The first vertebrates with jaws • Placoderms: the most primitive jawed fish

• Range: Silurian - Carboniferous

• Habitat: Marine and fresh water

• Unique characters: Heavy armour on head and front of the trunk, scales on the tail, no teeth, just plates of bone for shearing food, heavy fish (probably slow swimmers).

• Shared novelties: Jaws; Paired pelvic fins (source of hind limbs); Paired nasal openings.

• Acanthodians: earliest known jawed fishes

• Range: Silurian - Permian

• Habitat: Initially marine, later invade fresh water.

• Unique characters: Their fins were supported by erectable spines. Some filter fed, others had teeth. Highly manueverable swimmers propelled by their tails.

• Shared novelties: Teeth; Advanced jaw joint.

• Chondrichthyes: Cartilaginous fish, e.g., sharks and rays

• Range: Silurian - Recent

• Habitat: Mostly marine, but some fresh water.

• Unique characters: No bone except in their scales (an evolutionary reversal). Fin and tail structures suggest an active, highly efficient swimming for a predatory life style. Sharks give birth to live young. This requires internal fertilization of eggs.
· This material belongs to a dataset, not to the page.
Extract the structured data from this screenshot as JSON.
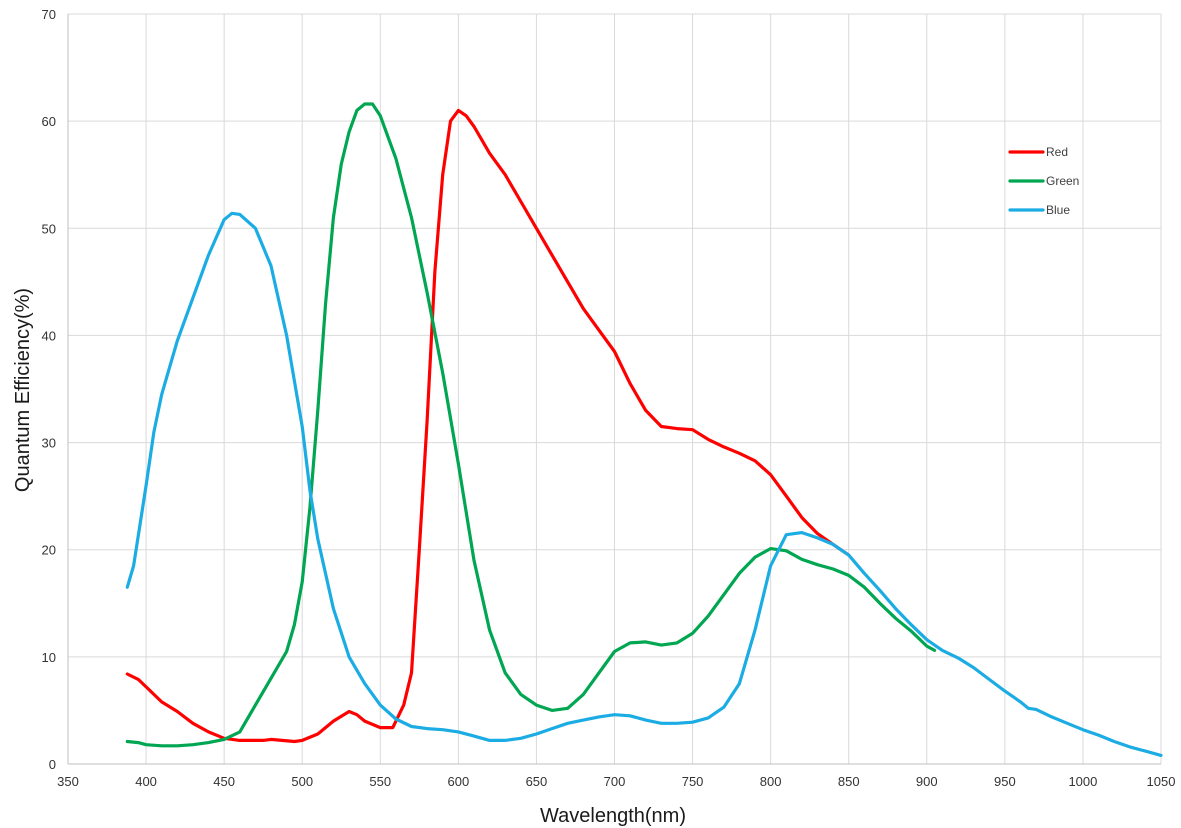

They link up when breeding by using claspers.

• Shared novelties: Regular pattern of tooth replacement.

Vertebrates with skeletons made entirely of bone

• Osteichthyes: Bony fish - fish with bony skeletons.

• Range: Silurian - Recent

• Habitat: Marine and fresh water.

• Shared novelties: Skeleton completely composed of bone, including skull, vertebral column, fins, and ribs; Swim bladder for buoyancy control.

Two major groups within the bony fish

• Ray-finned fish

• Range: Silurian - Recent

• Habitat: Marine and fresh water

• Shared Novelty uniting bony fish: Fins made of bony spines connected by poorly muscled webs.

• Lobe-finned fish: lungfish, coelocanths, rhipidistians

• Range: Devonian - Recent

• Habitat: Mostly fresh water, some marine.

• Unique Characters: Torpedo shaped body with heavy scales, unusual bone with many pores, perhaps for electroreceptive cells.

• Shared novelties: Paired pectoral and pelvic fins that are fleshy and muscular; Peculiar convoluted dentin and enamel.